Modification date is actually part of the metadata and is obtained
from the filesystem for local HTML resources and from the HTTP protocol
(and theerfore not a W3C issue) for typical internet fetches.  However,
most pages fetched from commercial sites these days are actually created
on the fly and therefore don't have a modification date, as it would be
the same as the Date: header.

The reasons for creating on the fly tend to be commercial (e.g. defeating
caches to get better access statistics (often self delusion) or changing
and customising advertising on each access) rather than related to the
information payload that the user really wants.  Another factor is that a
convention has developed of not just sending the actual resource required
but also sending navigation and branding information, rather than simply
linking to it.

Many of these could be addressed by more sophisticated use of caching
control parameters and by having server side include and more general
CGI processing synthesize a Last-Modified-Date based on the real content,
but there is very little commercial incentive for webmasters to learn
how to do this.  Any attempt by standards organisations to make this
mandatory will simply be ignored.

For most webmasters, the prime directive is to break most of HTTP 1.1
by frustrating any attempt to cache, so they really have no incentive
to provide correct modification date metadata.

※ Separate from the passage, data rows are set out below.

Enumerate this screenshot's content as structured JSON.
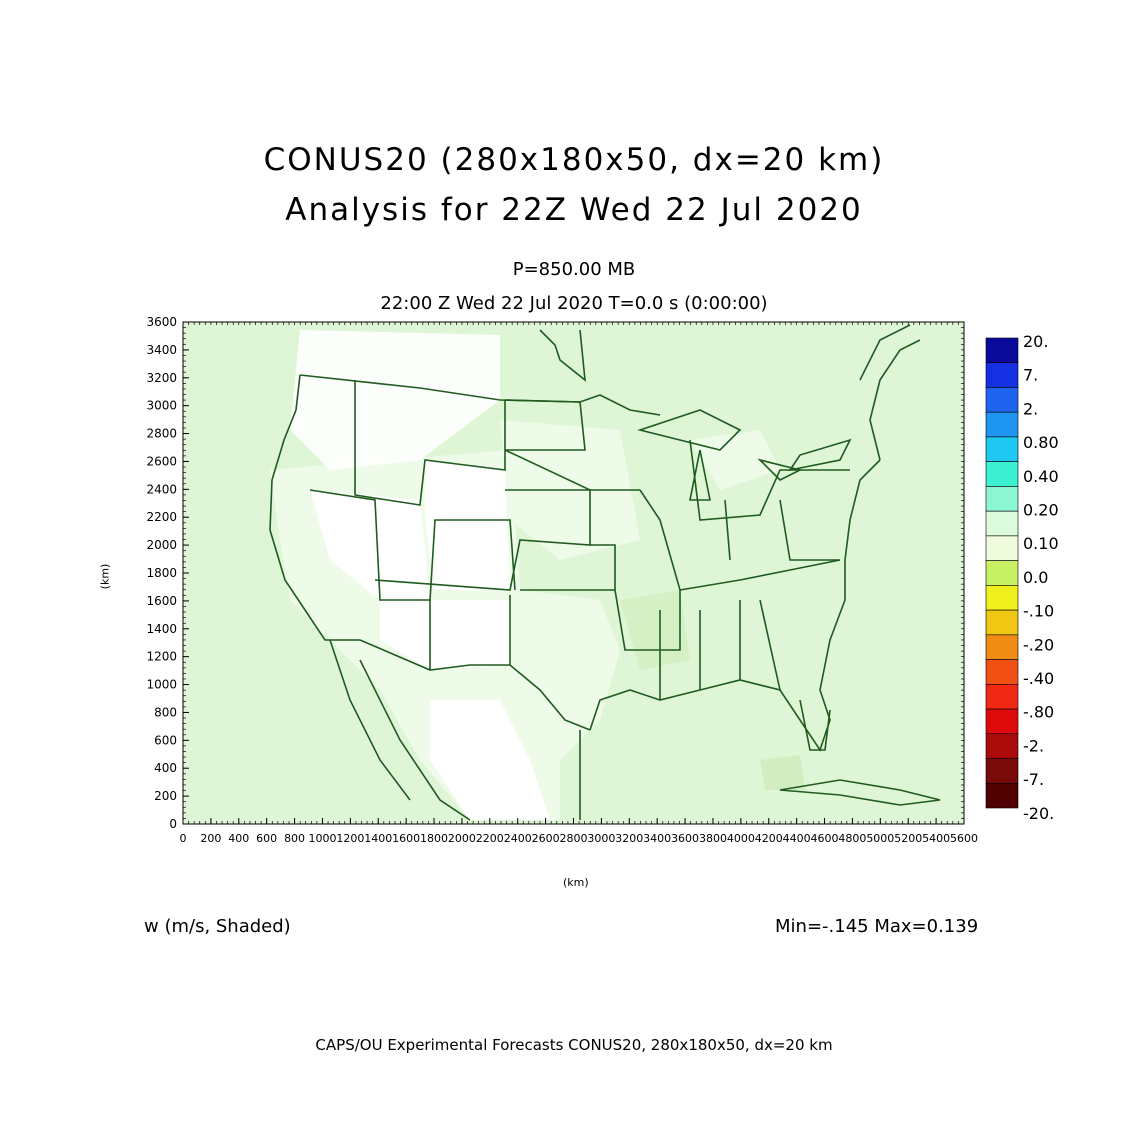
{
  "title": {
    "line1": "CONUS20 (280x180x50, dx=20 km)",
    "line2": "Analysis for 22Z Wed 22 Jul 2020"
  },
  "level": "P=850.00 MB",
  "valid_time": "22:00 Z Wed 22 Jul 2020   T=0.0 s (0:00:00)",
  "variable": "w (m/s, Shaded)",
  "minmax": "Min=-.145 Max=0.139",
  "footer": "CAPS/OU Experimental Forecasts  CONUS20, 280x180x50, dx=20 km",
  "axes": {
    "x_unit": "(km)",
    "y_unit": "(km)",
    "x_ticks": [
      "0",
      "200",
      "400",
      "600",
      "800",
      "1000",
      "1200",
      "1400",
      "1600",
      "1800",
      "2000",
      "2200",
      "2400",
      "2600",
      "2800",
      "3000",
      "3200",
      "3400",
      "3600",
      "3800",
      "4000",
      "4200",
      "4400",
      "4600",
      "4800",
      "5000",
      "5200",
      "5400",
      "5600"
    ],
    "y_ticks": [
      "0",
      "200",
      "400",
      "600",
      "800",
      "1000",
      "1200",
      "1400",
      "1600",
      "1800",
      "2000",
      "2200",
      "2400",
      "2600",
      "2800",
      "3000",
      "3200",
      "3400",
      "3600"
    ],
    "xlim": [
      0,
      5600
    ],
    "ylim": [
      0,
      3600
    ]
  },
  "colorbar": {
    "labels": [
      "20.",
      "7.",
      "2.",
      "0.80",
      "0.40",
      "0.20",
      "0.10",
      "0.0",
      "-.10",
      "-.20",
      "-.40",
      "-.80",
      "-2.",
      "-7.",
      "-20."
    ],
    "colors": [
      "#0a0a9a",
      "#1430e0",
      "#1e64f0",
      "#1e96f0",
      "#1ec8f0",
      "#3cf0d2",
      "#8cf5d2",
      "#dcfadc",
      "#f0fadc",
      "#c8f064",
      "#f0f01e",
      "#f0c814",
      "#f08c14",
      "#f05014",
      "#f02814",
      "#dc0a0a",
      "#aa0a0a",
      "#780a0a",
      "#500000"
    ]
  },
  "map_colors": {
    "background": "#dff6d6",
    "near_zero": "#eefbe8",
    "white": "#ffffff",
    "border": "#1f5a1f"
  }
}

Although this is really an IETF issue, not a W3C one, one could try
to remove the tight coupling with caching by introducing a primary 
content modification date that is separate from the overall page
modification date.  However, especially as, for the supplier, the
primary content is often the advertising, this is unlikely to be
used except by people who are already providing useful modification
date information.

One could also define a metadata profile for including this information
in meta elements, but with the same social engineering problems.

Other reasons for losing modification dates are reloading pages onto
the server when a site is rebuilt and, in at least one case which
had no reason to defeat caching, because the content provider maintained
the site offine and re-FTPed it to the server every week to make updates.

Received on Wednesday, 12 October 2005 06:54:52 UTC